Business Question: Which employee attributes and organizational factors most strongly influence churn, and how accurately can they be used to identify at-risk employees?
Churn is not randomly distributed across the workforce. Both models consistently pointed to the same groups as highest risk, with risk concentrated at the intersection of tenure, pay, education, and location rather than any single factor acting alone.
- Mid-pay tier employees show the highest churn — the dissatisfaction appears sharpest when compensation is neither entry-level nor high enough to feel rewarding. The logistic model found mid-pay employees have 2.2x the churn odds of low-pay employees.
- Master's degree holders churn at higher rates than both Bachelor's and PhD employees — likely reflecting greater external mobility and a mismatch between expectation and available advancement. Odds ratio: 2.4x versus Bachelor's.
- Employees who have been benched show noticeably elevated churn — periods without project assignment appear to signal instability or exclusion. Odds ratio: 1.5x versus never benched.
- Pune employees have the highest churn rate of the three cities — at 1.6x the odds of Bangalore employees, pointing to regional labor market dynamics or workplace conditions that differ from the other hubs.
- Female employees show a higher churn proportion than male employees — a pattern that emerged consistently in descriptive analysis and was confirmed in the logistic model.
Two supervised learning models were built and compared. The tuned Decision Tree outperformed logistic regression on the primary objective of maximizing recall for churners, while logistic regression provided clearer interpretability through odds ratios.
The two models offer complementary perspectives. Logistic regression surfaces broad linear trends and interpretable effect sizes. The decision tree reveals how churn risk unfolds through conditional pathways, where tenure, pay, and education combine in ways that neither variable alone would predict.
The modeling results translate directly into five retention strategies that HR teams and managers can act on, targeting the specific employee groups identified as highest risk.
- Choosing the right evaluation metric matters more than choosing the right model. Once recall replaced accuracy as the primary objective, everything about how we built and compared models changed. A model that looked decent by accuracy was actually catching fewer than half of the churners it needed to find.
- Threshold tuning is an underused lever. Lowering the decision threshold from 0.50 to 0.35 lifted recall from 0.64 to 0.79 on the decision tree without any additional feature engineering. It is one of the most practical tools available for imbalanced classification problems.
- Different models tell different stories about the same problem. Logistic regression identified benching history as a strong predictor through its odds ratios, while the decision tree assigned it minimal importance. Neither is wrong — they are capturing different types of relationships in the data, and both perspectives are useful.
- Class imbalance is not just a modeling problem, it is a framing problem. Recognizing that missing a churner is far more costly than flagging a stable employee shaped every modeling decision we made, from class weighting to threshold selection to how we reported results.
- The clearest actionable output of a churn model is not the model itself, it is the ranked list of risk factors it produces.
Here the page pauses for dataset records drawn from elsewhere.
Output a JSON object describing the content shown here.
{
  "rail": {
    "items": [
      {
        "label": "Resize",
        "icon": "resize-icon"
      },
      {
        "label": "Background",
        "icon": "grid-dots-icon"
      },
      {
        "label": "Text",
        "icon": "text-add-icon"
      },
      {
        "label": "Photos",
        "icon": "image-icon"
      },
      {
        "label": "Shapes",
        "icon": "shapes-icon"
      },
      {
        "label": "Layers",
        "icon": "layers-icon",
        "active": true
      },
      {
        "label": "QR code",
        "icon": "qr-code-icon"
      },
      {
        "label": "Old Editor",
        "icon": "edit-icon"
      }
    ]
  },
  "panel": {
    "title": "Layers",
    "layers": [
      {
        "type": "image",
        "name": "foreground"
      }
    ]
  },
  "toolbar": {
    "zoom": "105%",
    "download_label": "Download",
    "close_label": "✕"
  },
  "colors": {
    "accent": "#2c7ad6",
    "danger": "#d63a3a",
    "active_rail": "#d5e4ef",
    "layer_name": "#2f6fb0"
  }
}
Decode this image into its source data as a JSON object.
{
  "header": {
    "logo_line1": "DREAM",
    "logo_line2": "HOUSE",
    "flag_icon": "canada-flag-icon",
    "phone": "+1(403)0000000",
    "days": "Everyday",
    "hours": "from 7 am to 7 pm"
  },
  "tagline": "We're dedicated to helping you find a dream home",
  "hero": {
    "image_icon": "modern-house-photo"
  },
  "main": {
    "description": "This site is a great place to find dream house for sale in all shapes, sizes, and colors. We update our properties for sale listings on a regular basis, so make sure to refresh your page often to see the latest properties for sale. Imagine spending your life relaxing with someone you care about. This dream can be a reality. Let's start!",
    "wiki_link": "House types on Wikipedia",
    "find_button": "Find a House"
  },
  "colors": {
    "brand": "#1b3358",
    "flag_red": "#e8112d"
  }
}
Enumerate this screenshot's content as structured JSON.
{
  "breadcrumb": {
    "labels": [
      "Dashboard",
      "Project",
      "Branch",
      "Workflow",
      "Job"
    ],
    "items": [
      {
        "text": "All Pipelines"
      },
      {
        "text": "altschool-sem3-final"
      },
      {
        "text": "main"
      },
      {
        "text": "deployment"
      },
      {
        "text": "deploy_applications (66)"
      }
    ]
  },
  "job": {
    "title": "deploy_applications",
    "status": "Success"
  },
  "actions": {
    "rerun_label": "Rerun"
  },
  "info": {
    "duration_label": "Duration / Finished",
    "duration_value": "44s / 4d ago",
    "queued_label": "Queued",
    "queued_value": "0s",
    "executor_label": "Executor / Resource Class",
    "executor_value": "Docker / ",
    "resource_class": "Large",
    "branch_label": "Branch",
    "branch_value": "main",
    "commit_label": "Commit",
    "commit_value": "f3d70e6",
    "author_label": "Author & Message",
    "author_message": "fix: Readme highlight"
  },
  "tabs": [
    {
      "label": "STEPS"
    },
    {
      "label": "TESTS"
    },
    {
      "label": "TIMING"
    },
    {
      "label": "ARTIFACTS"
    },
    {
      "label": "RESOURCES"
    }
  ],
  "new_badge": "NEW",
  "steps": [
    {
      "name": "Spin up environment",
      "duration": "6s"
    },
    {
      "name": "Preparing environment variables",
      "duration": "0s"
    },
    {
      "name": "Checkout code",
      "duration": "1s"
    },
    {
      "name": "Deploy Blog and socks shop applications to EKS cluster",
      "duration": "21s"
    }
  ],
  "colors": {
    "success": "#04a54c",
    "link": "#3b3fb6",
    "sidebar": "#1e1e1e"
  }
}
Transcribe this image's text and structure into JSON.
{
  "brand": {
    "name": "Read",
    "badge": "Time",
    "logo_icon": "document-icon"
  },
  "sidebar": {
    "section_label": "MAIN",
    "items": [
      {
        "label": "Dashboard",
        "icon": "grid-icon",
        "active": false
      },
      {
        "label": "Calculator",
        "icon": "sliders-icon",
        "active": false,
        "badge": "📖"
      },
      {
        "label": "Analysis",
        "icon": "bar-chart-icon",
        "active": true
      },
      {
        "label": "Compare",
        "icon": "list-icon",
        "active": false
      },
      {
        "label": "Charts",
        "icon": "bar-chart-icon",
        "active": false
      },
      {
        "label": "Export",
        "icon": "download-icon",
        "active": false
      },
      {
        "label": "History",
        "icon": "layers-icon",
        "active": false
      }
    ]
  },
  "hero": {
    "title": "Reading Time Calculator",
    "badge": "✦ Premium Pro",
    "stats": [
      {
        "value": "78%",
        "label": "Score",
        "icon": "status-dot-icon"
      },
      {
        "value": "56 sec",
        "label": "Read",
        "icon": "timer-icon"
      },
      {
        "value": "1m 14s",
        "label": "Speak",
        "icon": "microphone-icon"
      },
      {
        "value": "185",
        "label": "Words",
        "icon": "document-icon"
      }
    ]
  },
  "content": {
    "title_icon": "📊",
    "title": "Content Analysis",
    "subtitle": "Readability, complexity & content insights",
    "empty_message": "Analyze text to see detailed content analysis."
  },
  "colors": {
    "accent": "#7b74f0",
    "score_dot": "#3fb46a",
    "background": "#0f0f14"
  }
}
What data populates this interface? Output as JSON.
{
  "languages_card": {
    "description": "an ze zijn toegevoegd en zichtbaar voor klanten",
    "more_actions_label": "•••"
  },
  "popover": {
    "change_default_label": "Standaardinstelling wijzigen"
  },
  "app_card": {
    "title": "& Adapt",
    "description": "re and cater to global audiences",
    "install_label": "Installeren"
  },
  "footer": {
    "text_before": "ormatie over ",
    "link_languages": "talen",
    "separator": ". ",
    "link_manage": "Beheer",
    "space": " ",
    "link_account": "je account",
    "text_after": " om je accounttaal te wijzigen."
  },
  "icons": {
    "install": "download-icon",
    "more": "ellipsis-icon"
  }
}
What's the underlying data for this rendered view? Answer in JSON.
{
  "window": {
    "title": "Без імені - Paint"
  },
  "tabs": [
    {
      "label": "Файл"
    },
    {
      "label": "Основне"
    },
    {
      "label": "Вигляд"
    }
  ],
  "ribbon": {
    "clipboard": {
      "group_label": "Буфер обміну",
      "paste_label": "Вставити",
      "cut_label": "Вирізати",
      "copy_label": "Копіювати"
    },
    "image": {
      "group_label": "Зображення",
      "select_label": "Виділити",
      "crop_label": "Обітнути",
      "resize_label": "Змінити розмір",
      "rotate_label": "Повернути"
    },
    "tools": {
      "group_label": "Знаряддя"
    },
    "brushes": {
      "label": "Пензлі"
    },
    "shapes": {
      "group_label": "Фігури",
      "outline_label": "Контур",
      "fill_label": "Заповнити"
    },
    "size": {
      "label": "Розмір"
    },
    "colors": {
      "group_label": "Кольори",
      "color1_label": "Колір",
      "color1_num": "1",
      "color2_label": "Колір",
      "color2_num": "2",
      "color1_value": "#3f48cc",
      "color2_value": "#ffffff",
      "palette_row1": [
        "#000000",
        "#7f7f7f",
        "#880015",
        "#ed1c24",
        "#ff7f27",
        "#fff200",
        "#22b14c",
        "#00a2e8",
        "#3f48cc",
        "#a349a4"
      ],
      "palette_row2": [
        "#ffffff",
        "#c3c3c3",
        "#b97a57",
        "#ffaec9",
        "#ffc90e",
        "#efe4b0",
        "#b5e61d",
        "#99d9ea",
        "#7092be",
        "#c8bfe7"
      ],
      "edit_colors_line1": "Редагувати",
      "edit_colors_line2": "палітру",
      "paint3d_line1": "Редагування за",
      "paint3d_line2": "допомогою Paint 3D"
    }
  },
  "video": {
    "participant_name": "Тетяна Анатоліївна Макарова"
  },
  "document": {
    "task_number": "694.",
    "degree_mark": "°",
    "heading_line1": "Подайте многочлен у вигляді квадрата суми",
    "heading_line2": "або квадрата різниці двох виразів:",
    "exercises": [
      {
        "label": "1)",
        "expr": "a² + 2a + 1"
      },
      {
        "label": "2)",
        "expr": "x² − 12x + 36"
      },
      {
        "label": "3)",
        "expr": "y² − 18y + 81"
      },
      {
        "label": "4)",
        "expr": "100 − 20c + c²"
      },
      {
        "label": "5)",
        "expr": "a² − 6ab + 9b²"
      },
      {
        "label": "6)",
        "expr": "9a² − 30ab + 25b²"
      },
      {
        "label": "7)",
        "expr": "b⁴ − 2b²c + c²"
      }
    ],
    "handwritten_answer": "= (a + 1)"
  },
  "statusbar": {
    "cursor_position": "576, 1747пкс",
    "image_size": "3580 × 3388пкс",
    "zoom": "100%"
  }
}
Tenure, pay tier, education, and location each point to a specific and concrete HR intervention. The model is only useful if it translates into something a manager can act on.
- Python: primary language for the entire analysis. Used to load and preprocess the dataset, build and evaluate both models, tune hyperparameters, and generate all visualizations.
- pandas: used for data manipulation, one-hot encoding of categorical variables, and building the summary tables used to compare model performance across configurations.
- Cross-Validation: used throughout to confirm that model performance generalized beyond the training split. 5-fold CV was applied to both the logistic regression and decision tree, with recall scores evaluated across each fold to verify stability before finalizing any model.
- scikit-learn: provided LogisticRegression, DecisionTreeClassifier, GridSearchCV, and cross_val_score. Used to fit baseline and tuned versions of both models and evaluate recall across folds.
- matplotlib and seaborn: used to produce all visualizations including the churn outcome distribution, attribute distribution charts, odds ratio bar chart, information gain rankings, and the recall comparison chart.
- Logistic Regression: applied with L1 regularization and class-weight balancing to produce interpretable odds ratios and identify the linear predictors of churn risk.
- Decision Tree Classifier: applied with pre-pruning constraints and threshold tuning to capture nonlinear interactions and achieve the highest recall of any model in the project.
- GridSearchCV: used to systematically search hyperparameter combinations for both models, selecting configurations that maximized recall on the training data.
- Business Communication: translated model coefficients and information gain rankings into five concrete HR recommendations, each tied to a specific employee group and a specific intervention strategy.